What are Scenarios?
Scenarios allow you to test different configurations of the same simulation without duplicating your entire workspace. Each scenario can override specific variable values and formula expressions, letting you quickly compare how your economy behaves under different conditions.
Think of scenarios as "what-if" configurations: What if player level starts at 10 instead of 1? What if the base reward is 50 gold instead of 25? What if the difficulty multiplier is 2.0 instead of 1.5? Scenarios let you answer these questions by running the same simulation with different starting values.
Creating Scenarios

Every workspace starts with a Control scenario, which uses the baseline values of all your variables and formulas. This is your default configuration - the "normal" state of your simulation.
To create a new scenario:
- Click the Scenario dropdown in the toolbar
- Click Add new scenario
- Give your scenario a name and optional description
- Configure variable and formula overrides
Variable Overrides
Variables are the primary way to customize scenarios. You can override any variable's value in a scenario, which will be used instead of the baseline value during simulation.
When to Override Variables:
- Starting Values: Test different starting player levels, currencies, or inventory states
- Configuration Values: Compare different difficulty settings, multipliers, or thresholds
- Boolean Flags: Enable or disable features (e.g., "Premium Active" vs "Free Player")
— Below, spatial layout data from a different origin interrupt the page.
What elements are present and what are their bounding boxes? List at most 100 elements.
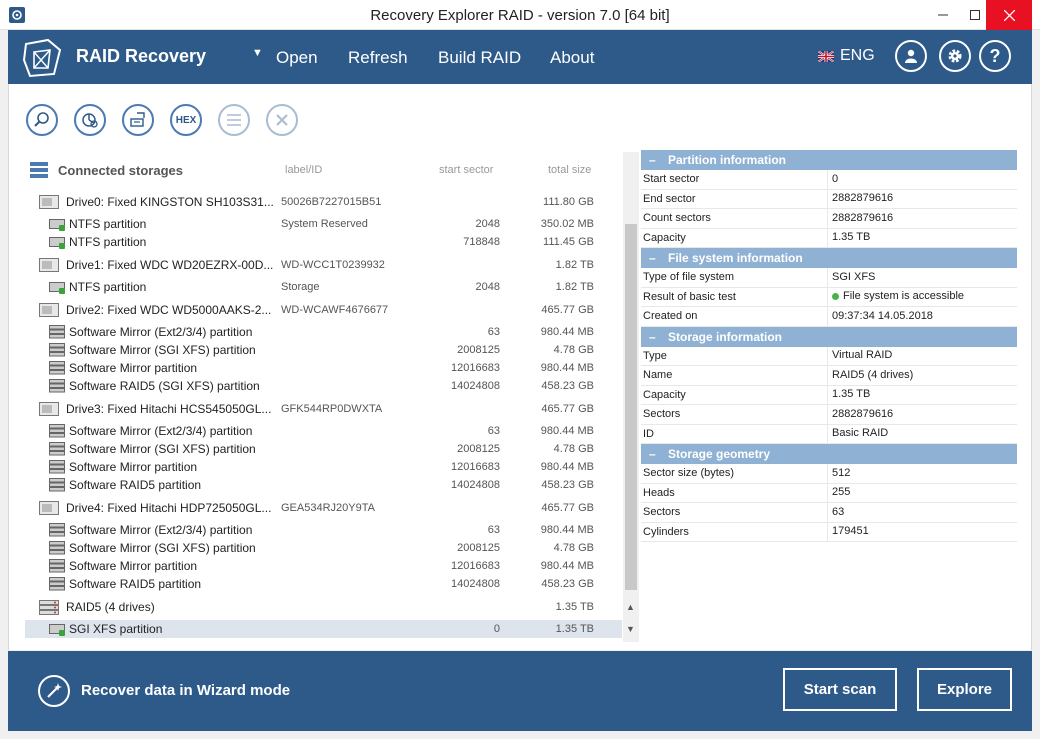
row-name: Software Mirror partition bbox=[69, 559, 198, 573]
info-value: 1.35 TB bbox=[832, 231, 871, 244]
language-selector[interactable]: ENG bbox=[818, 47, 875, 65]
info-section-header[interactable]: – Storage geometry bbox=[641, 444, 1017, 464]
drive-row[interactable]: Drive2: Fixed WDC WD5000AAKS-2... WD-WCAW… bbox=[25, 301, 622, 319]
connected-storages-title: Connected storages bbox=[58, 163, 183, 178]
row-start-sector: 718848 bbox=[463, 236, 500, 248]
wizard-mode-link[interactable]: Recover data in Wizard mode bbox=[81, 682, 290, 699]
info-row: Result of basic test File system is acces… bbox=[641, 287, 1017, 307]
user-icon bbox=[905, 49, 917, 63]
info-row: Name RAID5 (4 drives) bbox=[641, 366, 1017, 386]
collapse-icon: – bbox=[649, 447, 656, 461]
raid-partition-icon bbox=[49, 442, 65, 456]
help-button[interactable]: ? bbox=[979, 40, 1011, 72]
section-title: Storage information bbox=[668, 329, 783, 344]
image-tool-button[interactable] bbox=[122, 104, 154, 136]
info-value: 255 bbox=[832, 486, 851, 499]
remove-tool-button[interactable] bbox=[266, 104, 298, 136]
raid-array-icon bbox=[39, 600, 59, 615]
hex-viewer-button[interactable]: HEX bbox=[170, 104, 202, 136]
partition-row[interactable]: NTFS partition System Reserved 2048 350.02 … bbox=[25, 215, 622, 233]
partition-row[interactable]: Software Mirror (SGI XFS) partition 20081… bbox=[25, 440, 622, 458]
col-total-size: total size bbox=[548, 164, 592, 176]
row-name: Software Mirror partition bbox=[69, 361, 198, 375]
row-label-id: WD-WCAWF4676677 bbox=[281, 304, 389, 316]
raid-row[interactable]: RAID5 (4 drives) 1.35 TB bbox=[25, 598, 622, 616]
partition-row[interactable]: Software Mirror (Ext2/3/4) partition 63 98… bbox=[25, 323, 622, 341]
partition-row[interactable]: Software RAID5 partition 14024808 458.23 G… bbox=[25, 476, 622, 494]
wizard-button[interactable] bbox=[38, 675, 70, 707]
menu-dropdown-arrow[interactable]: ▼ bbox=[252, 47, 263, 59]
row-label-id: GFK544RP0DWXTA bbox=[281, 403, 383, 415]
drive-row[interactable]: Drive3: Fixed Hitachi HCS545050GL... GFK5… bbox=[25, 400, 622, 418]
hard-drive-icon bbox=[39, 258, 59, 272]
start-scan-button[interactable]: Start scan bbox=[783, 668, 897, 711]
raid-partition-icon bbox=[49, 361, 65, 375]
partition-row[interactable]: Software Mirror (Ext2/3/4) partition 63 98… bbox=[25, 422, 622, 440]
row-start-sector: 2008125 bbox=[457, 344, 500, 356]
partition-map-tool-button[interactable] bbox=[74, 104, 106, 136]
explore-button[interactable]: Explore bbox=[917, 668, 1012, 711]
info-key: Sector size (bytes) bbox=[641, 464, 828, 483]
account-button[interactable] bbox=[895, 40, 927, 72]
menu-about[interactable]: About bbox=[550, 48, 594, 68]
row-name: NTFS partition bbox=[69, 217, 147, 231]
info-row: Created on 09:37:34 14.05.2018 bbox=[641, 307, 1017, 327]
row-name: Drive0: Fixed KINGSTON SH103S31... bbox=[66, 195, 274, 209]
info-section-header[interactable]: – File system information bbox=[641, 248, 1017, 268]
partition-row[interactable]: Software RAID5 partition 14024808 458.23 G… bbox=[25, 575, 622, 593]
partition-row[interactable]: SGI XFS partition 0 1.35 TB bbox=[25, 620, 622, 638]
close-window-button[interactable] bbox=[986, 0, 1032, 30]
partition-row[interactable]: Software Mirror partition 12016683 980.44 … bbox=[25, 359, 622, 377]
question-icon: ? bbox=[989, 45, 1001, 66]
info-section-header[interactable]: – Partition information bbox=[641, 150, 1017, 170]
partition-row[interactable]: Software Mirror partition 12016683 980.44 … bbox=[25, 458, 622, 476]
drive-row[interactable]: Drive1: Fixed WDC WD20EZRX-00D... WD-WCC1… bbox=[25, 256, 622, 274]
partition-row[interactable]: Software Mirror (Ext2/3/4) partition 63 98… bbox=[25, 521, 622, 539]
row-start-sector: 63 bbox=[487, 524, 500, 536]
scroll-up-arrow-icon[interactable]: ▲ bbox=[626, 602, 635, 612]
search-tool-button[interactable] bbox=[26, 104, 58, 136]
row-start-sector: 2008125 bbox=[457, 542, 500, 554]
maximize-icon bbox=[970, 10, 980, 20]
collapse-icon: – bbox=[649, 153, 656, 167]
raid-logo-icon bbox=[22, 38, 62, 78]
partition-row[interactable]: NTFS partition 718848 111.45 GB bbox=[25, 233, 622, 251]
list-tool-button[interactable] bbox=[218, 104, 250, 136]
scrollbar-thumb[interactable] bbox=[625, 224, 637, 590]
search-icon bbox=[34, 112, 49, 127]
info-row: Sectors 2882879616 bbox=[641, 405, 1017, 425]
menu-refresh[interactable]: Refresh bbox=[348, 48, 408, 68]
row-label-id: 50026B7227015B51 bbox=[281, 196, 382, 208]
row-name: Software Mirror (Ext2/3/4) partition bbox=[69, 523, 253, 537]
menu-build-raid[interactable]: Build RAID bbox=[438, 48, 521, 68]
row-total-size: 1.35 TB bbox=[555, 623, 594, 635]
row-name: Software RAID5 partition bbox=[69, 478, 202, 492]
drive-row[interactable]: Drive0: Fixed KINGSTON SH103S31... 50026B… bbox=[25, 193, 622, 211]
hard-drive-icon bbox=[39, 303, 59, 317]
row-start-sector: 0 bbox=[493, 623, 500, 635]
row-total-size: 980.44 MB bbox=[540, 425, 594, 437]
row-start-sector: 14024808 bbox=[451, 479, 500, 491]
row-label-id: System Reserved bbox=[281, 218, 368, 230]
row-name: SGI XFS partition bbox=[69, 622, 163, 636]
row-start-sector: 12016683 bbox=[451, 362, 500, 374]
info-key: Heads bbox=[641, 483, 828, 502]
scroll-down-arrow-icon[interactable]: ▼ bbox=[626, 624, 635, 634]
collapse-icon: – bbox=[649, 251, 656, 265]
partition-row[interactable]: Software RAID5 (SGI XFS) partition 140248… bbox=[25, 377, 622, 395]
raid-partition-icon bbox=[49, 478, 65, 492]
partition-row[interactable]: Software Mirror (SGI XFS) partition 20081… bbox=[25, 341, 622, 359]
settings-button[interactable] bbox=[939, 40, 971, 72]
row-label-id: Storage bbox=[281, 281, 320, 293]
drive-row[interactable]: Drive4: Fixed Hitachi HDP725050GL... GEA5… bbox=[25, 499, 622, 517]
status-ok-icon bbox=[832, 293, 839, 301]
tree-header: Connected storages label/ID start sector… bbox=[25, 152, 622, 186]
row-start-sector: 12016683 bbox=[451, 560, 500, 572]
tree-scrollbar[interactable]: ▲ ▼ bbox=[623, 152, 639, 642]
partition-row[interactable]: Software Mirror partition 12016683 980.44 … bbox=[25, 557, 622, 575]
info-row: Count sectors 2882879616 bbox=[641, 209, 1017, 229]
menu-open[interactable]: Open bbox=[276, 48, 318, 68]
partition-row[interactable]: NTFS partition Storage 2048 1.82 TB bbox=[25, 278, 622, 296]
info-section-header[interactable]: – Storage information bbox=[641, 326, 1017, 347]
partition-row[interactable]: Software Mirror (SGI XFS) partition 20081… bbox=[25, 539, 622, 557]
When you override a variable in a scenario, the override value is used during simulation instead of the baseline. Only the variables you explicitly override are changed - all other variables use their baseline values. Overrides are applied at the start of each simulation run.
Formula Overrides
Formulas can also be overridden in scenarios, allowing you to test different calculation methods or parameter values.
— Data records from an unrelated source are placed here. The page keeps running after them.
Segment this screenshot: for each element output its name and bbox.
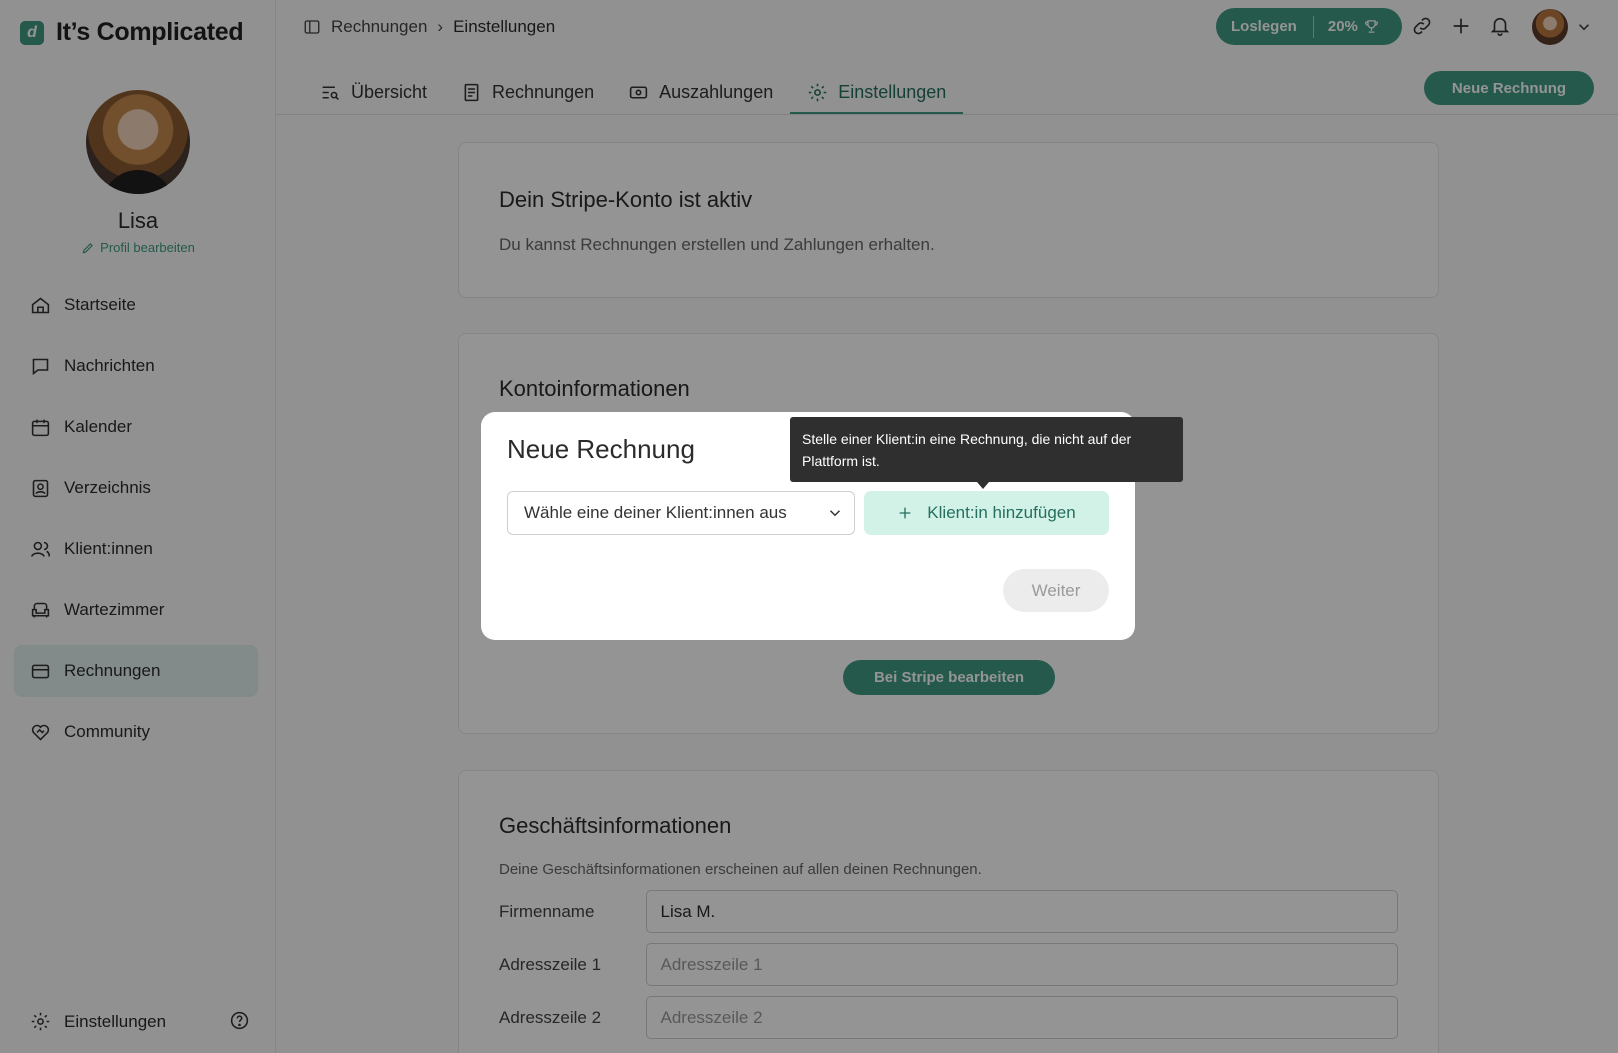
chevron-down-icon	[829, 510, 841, 517]
client-select[interactable]: Wähle eine deiner Klient:innen aus	[507, 491, 855, 535]
modal-title: Neue Rechnung	[507, 434, 695, 464]
plus-icon	[899, 507, 911, 519]
add-client-button[interactable]: Klient:in hinzufügen	[864, 491, 1109, 535]
client-select-placeholder: Wähle eine deiner Klient:innen aus	[524, 503, 787, 522]
add-client-label: Klient:in hinzufügen	[927, 503, 1076, 522]
next-button[interactable]: Weiter	[1003, 569, 1109, 612]
add-client-tooltip: Stelle einer Klient:in eine Rechnung, di…	[790, 417, 1183, 489]
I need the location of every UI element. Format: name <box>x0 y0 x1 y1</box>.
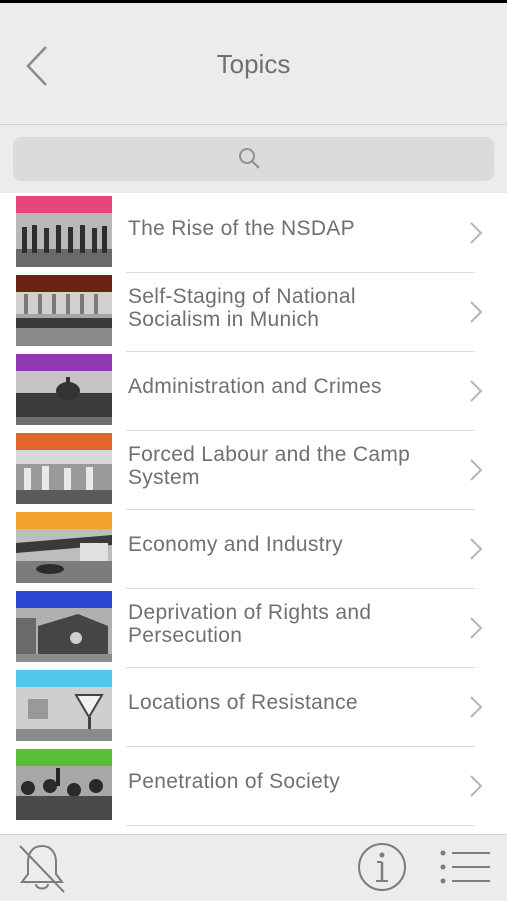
topic-color-bar <box>16 433 112 450</box>
topic-color-bar <box>16 512 112 529</box>
list-item-rise-nsdap[interactable]: The Rise of the NSDAP <box>0 194 507 273</box>
chevron-right-icon <box>470 459 483 481</box>
topic-thumbnail <box>16 433 112 504</box>
chevron-right-icon <box>470 775 483 797</box>
topic-color-bar <box>16 749 112 766</box>
search-input[interactable] <box>13 137 494 181</box>
list-item-label: The Rise of the NSDAP <box>128 217 355 240</box>
list-item-label: Penetration of Society <box>128 770 341 793</box>
list-item-deprivation[interactable]: Deprivation of Rights and Persecution <box>0 589 507 668</box>
notifications-toggle-button[interactable] <box>16 840 68 899</box>
chevron-right-icon <box>470 617 483 639</box>
list-item-forced-labour[interactable]: Forced Labour and the Camp System <box>0 431 507 510</box>
info-icon <box>358 843 406 891</box>
list-item-administration[interactable]: Administration and Crimes <box>0 352 507 431</box>
topic-color-bar <box>16 354 112 371</box>
list-item-label: Self-Staging of National Socialism in Mu… <box>128 285 356 331</box>
list-item-economy[interactable]: Economy and Industry <box>0 510 507 589</box>
search-icon <box>239 148 260 169</box>
list-item-label: Forced Labour and the Camp System <box>128 443 411 489</box>
topic-color-bar <box>16 196 112 213</box>
topic-color-bar <box>16 275 112 292</box>
topic-thumbnail <box>16 275 112 346</box>
topic-thumbnail <box>16 749 112 820</box>
row-separator <box>126 825 475 826</box>
chevron-right-icon <box>470 301 483 323</box>
list-item-label: Deprivation of Rights and Persecution <box>128 601 372 647</box>
chevron-right-icon <box>470 696 483 718</box>
menu-list-button[interactable] <box>440 849 492 890</box>
list-item-label: Economy and Industry <box>128 533 343 556</box>
list-menu-icon <box>440 850 490 884</box>
list-item-label: Administration and Crimes <box>128 375 382 398</box>
chevron-right-icon <box>470 380 483 402</box>
list-item-label: Locations of Resistance <box>128 691 358 714</box>
topic-color-bar <box>16 591 112 608</box>
topic-thumbnail <box>16 670 112 741</box>
topics-list: The Rise of the NSDAP Self-Staging of Na… <box>0 194 507 834</box>
list-item-penetration[interactable]: Penetration of Society <box>0 747 507 826</box>
chevron-right-icon <box>470 222 483 244</box>
topic-color-bar <box>16 670 112 687</box>
bottom-toolbar <box>0 834 507 901</box>
page-title: Topics <box>216 49 291 79</box>
list-item-resistance[interactable]: Locations of Resistance <box>0 668 507 747</box>
bell-off-icon <box>19 844 65 893</box>
chevron-right-icon <box>470 538 483 560</box>
topic-thumbnail <box>16 512 112 583</box>
info-button[interactable] <box>356 841 408 898</box>
topic-thumbnail <box>16 591 112 662</box>
navigation-bar: Topics <box>0 3 507 125</box>
topic-thumbnail <box>16 354 112 425</box>
search-area <box>0 125 507 193</box>
list-item-self-staging[interactable]: Self-Staging of National Socialism in Mu… <box>0 273 507 352</box>
topic-thumbnail <box>16 196 112 267</box>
When to Override Formulas:
- Different Scaling: Test linear vs exponential growth formulas
- Parameter Changes: Adjust formula parameters (e.g., base damage, scaling factor)
- Expression Variations: Try different mathematical approaches to the same calculation
When you override a formula, the override expression is used instead of the baseline expression. Parameter bindings can be changed independently. Only the formulas you explicitly override are affected - all other formulas use their baseline values.
Using Scenarios
Use the Scenario dropdown in the toolbar to switch between scenarios. The active scenario is highlighted, and all simulations you run will use the active scenario's overrides.
When you run a simulation:
- The active scenario's overrides are applied
- The simulation runs with the overridden values
- Results are saved with the scenario information
- You can compare results across different scenarios
Each saved simulation remembers which scenario was used, so you can easily track which configuration produced which results. To compare scenarios, run a simulation with one scenario, switch to another, run the same simulation again, and compare the results in the Graph View or Analysis panel.
Scenarios vs Layers
Scenarios and Layers serve different purposes:
- Layers: Organize your simulation structure (separate flows, different execution priorities)
- Scenarios: Test different configurations (different values, same structure)
You can combine both: use layers to organize your simulation, and scenarios to test different configurations of that structure.